Has a specific assessment been undertaken by the Treasury in relation to the proposal of the relative benefits of a grant aid system as opposed to a tax relief system?
The question of whether there is a grant or tax relief would also be considered very carefully by the Treasury. The demand for a research and development tax credit came from business. There was a long period of consultation with business, Government and all interested parties. The specific point that needed to be addressed was the importance of investment in research and development in relation to productivity levels in the future of the UK economy.
On the point made by the hon. Member for Yeovil, of course there would be a certain amount of deadweight cost in such a relief, because some companies were already undertaking research and development, but the purpose of the provision is to create more research and development and to bring investment in it up to the levels it has reached in the United States. On that basis, the operations so far, in terms of the companies taking up the research and development tax credit, have demonstrated that it is working well. It is clearly taking time to build up because companies need to take decisions and plan for what they know is going to be in the system to support them. Something like 3,000 small and medium-sized companies are now applying for tax credits, to the value of some £150 million. We definitely and desperately need to invest in that sector and see it grow.

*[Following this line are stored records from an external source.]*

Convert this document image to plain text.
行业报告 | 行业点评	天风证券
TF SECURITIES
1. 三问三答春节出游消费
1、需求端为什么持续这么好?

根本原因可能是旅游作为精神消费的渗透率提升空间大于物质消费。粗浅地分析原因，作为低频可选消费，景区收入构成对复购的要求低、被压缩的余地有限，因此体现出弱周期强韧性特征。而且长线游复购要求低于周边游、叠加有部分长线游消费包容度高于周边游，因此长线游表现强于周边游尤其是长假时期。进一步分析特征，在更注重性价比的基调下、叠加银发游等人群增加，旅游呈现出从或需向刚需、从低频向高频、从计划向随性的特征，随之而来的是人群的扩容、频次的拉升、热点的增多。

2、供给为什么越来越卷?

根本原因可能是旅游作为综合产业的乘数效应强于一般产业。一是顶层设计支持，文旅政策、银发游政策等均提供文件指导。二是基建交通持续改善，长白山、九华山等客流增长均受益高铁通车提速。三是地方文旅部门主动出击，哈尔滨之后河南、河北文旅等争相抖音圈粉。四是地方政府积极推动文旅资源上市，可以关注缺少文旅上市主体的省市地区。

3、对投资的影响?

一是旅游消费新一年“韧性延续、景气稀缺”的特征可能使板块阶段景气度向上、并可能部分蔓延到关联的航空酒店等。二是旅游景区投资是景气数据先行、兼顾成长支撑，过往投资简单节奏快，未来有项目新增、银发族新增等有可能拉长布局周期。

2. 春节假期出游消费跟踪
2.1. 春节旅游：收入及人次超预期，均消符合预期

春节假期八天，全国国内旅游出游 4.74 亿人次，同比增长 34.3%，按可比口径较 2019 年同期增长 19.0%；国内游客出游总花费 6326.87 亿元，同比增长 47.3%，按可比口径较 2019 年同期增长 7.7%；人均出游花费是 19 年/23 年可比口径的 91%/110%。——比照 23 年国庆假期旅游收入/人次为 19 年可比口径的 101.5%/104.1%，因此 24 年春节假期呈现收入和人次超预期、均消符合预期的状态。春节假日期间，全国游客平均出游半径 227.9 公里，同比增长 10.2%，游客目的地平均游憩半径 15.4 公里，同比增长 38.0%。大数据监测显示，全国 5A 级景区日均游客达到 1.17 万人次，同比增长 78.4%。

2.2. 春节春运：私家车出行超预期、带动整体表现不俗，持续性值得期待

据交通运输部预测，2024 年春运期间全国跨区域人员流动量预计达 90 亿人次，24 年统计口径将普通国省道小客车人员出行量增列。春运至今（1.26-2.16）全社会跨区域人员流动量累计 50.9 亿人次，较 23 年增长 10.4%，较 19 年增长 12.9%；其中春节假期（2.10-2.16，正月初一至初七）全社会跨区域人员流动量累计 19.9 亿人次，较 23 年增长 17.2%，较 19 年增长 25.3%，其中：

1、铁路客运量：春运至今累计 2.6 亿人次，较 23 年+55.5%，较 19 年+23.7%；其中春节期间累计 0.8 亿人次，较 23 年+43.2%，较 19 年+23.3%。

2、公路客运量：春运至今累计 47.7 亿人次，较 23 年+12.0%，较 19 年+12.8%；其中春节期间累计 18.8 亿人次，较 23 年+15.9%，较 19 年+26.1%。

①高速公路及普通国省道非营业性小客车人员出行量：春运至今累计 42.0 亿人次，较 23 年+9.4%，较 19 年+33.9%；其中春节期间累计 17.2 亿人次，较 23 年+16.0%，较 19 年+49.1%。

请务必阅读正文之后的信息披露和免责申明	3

One reason why we revisited this issue for small and medium-sized companiesthe purpose of the clausewas my concern that some of those businesses that perhaps have a small expenditure on research and development at the moment have been excluded from the provisions. Although the sum involved might seem small in terms of the greater scheme, it is an important sum to those companies.

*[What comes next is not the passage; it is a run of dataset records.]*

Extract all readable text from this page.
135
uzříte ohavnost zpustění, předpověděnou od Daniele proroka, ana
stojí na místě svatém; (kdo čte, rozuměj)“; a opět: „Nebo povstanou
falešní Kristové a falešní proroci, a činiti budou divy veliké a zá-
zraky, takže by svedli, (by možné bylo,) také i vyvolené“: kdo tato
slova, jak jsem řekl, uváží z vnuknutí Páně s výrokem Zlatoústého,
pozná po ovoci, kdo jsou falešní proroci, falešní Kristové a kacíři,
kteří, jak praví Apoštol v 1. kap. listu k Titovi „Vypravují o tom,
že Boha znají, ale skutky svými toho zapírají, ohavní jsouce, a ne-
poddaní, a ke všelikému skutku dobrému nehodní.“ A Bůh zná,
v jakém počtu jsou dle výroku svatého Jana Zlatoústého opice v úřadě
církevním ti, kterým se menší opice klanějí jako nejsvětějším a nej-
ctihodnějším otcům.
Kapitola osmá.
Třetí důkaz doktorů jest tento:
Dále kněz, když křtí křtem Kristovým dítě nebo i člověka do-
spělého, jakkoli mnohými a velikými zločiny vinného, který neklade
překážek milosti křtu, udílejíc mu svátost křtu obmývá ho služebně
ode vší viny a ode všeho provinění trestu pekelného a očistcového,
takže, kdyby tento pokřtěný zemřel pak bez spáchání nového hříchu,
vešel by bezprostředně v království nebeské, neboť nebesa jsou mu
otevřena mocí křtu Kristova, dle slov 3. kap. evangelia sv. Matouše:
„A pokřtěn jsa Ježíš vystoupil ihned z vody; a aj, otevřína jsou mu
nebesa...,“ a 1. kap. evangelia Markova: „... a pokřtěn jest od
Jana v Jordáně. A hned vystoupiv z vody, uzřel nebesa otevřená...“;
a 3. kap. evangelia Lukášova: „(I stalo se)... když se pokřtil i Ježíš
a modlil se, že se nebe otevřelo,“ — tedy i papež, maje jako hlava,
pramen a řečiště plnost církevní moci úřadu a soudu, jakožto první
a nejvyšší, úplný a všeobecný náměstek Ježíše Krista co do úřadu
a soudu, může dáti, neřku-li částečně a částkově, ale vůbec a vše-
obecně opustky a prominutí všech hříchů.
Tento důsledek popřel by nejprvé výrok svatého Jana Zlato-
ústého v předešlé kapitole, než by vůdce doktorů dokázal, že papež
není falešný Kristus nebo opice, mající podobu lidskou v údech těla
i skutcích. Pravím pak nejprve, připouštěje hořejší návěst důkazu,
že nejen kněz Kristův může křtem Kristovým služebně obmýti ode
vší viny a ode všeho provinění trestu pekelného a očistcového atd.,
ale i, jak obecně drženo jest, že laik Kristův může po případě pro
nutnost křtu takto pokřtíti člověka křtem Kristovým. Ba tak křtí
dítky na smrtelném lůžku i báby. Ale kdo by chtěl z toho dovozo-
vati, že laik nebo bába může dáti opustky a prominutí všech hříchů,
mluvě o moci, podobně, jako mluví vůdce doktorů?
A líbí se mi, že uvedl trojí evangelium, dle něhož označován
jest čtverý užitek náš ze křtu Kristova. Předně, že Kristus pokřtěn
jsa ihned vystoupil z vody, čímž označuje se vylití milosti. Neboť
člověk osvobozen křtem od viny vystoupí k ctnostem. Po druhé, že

The arrangements in the clause are designed to ensure that those micro-companies currently doing a small amount of work on research and development are not excluded. They were excluded from the previous scheme in the interests of simplicity, but in the interests of fairness and to encourage investment in the economy, they should not be excluded. That brings
us back to the trade between simplicity on the one hand and fairness and the original aims on the other.
The hon. Member for Arundel and South Downs raised two specific points. The first was on paying the PAYE and national insurance liability of agency workers. As he well knows, companies are allowed to claim those payments as qualifying expenditure when they are made to intermediaries such as agencies for the provision of staff. However, such staff are not employees of the company, which will therefore not be paying any national insurance or PAYE for them, so why should we reimburse them? The potential to exploit avoidance is what the hon. Member for Yeovil might be thinking about. The position is perfectly reasonable and straightforward. That is not a cost on the company so is not deductible.
The hon. Member for Arundel and South Downs asked a question about the North sea. As he knows, the definition excludes oil exploration and appraisal. However, although it is nothing to do with this clause, the hon. Gentleman might have noticed in the Budget announcement that the Government are setting up a consultation group specifically to examine exploration and cost, particularly for small and medium-sized companies working in oil fields that are reaching the end of their lives. During the next six months, we will want that group to consider whether there are cost-effective ways of assisting that extra exploration.
I have not ventured into the amendments because I understood that we are discussing only the clause at this stage. I hope that my comments have given the Committee an idea of the Government's intentions. We are trying to ensure that at every point the tax credit can get to those who need it most, such as struggling companies that are absolutely at the beginning of research and development and need that encouragement and assistance from the Government.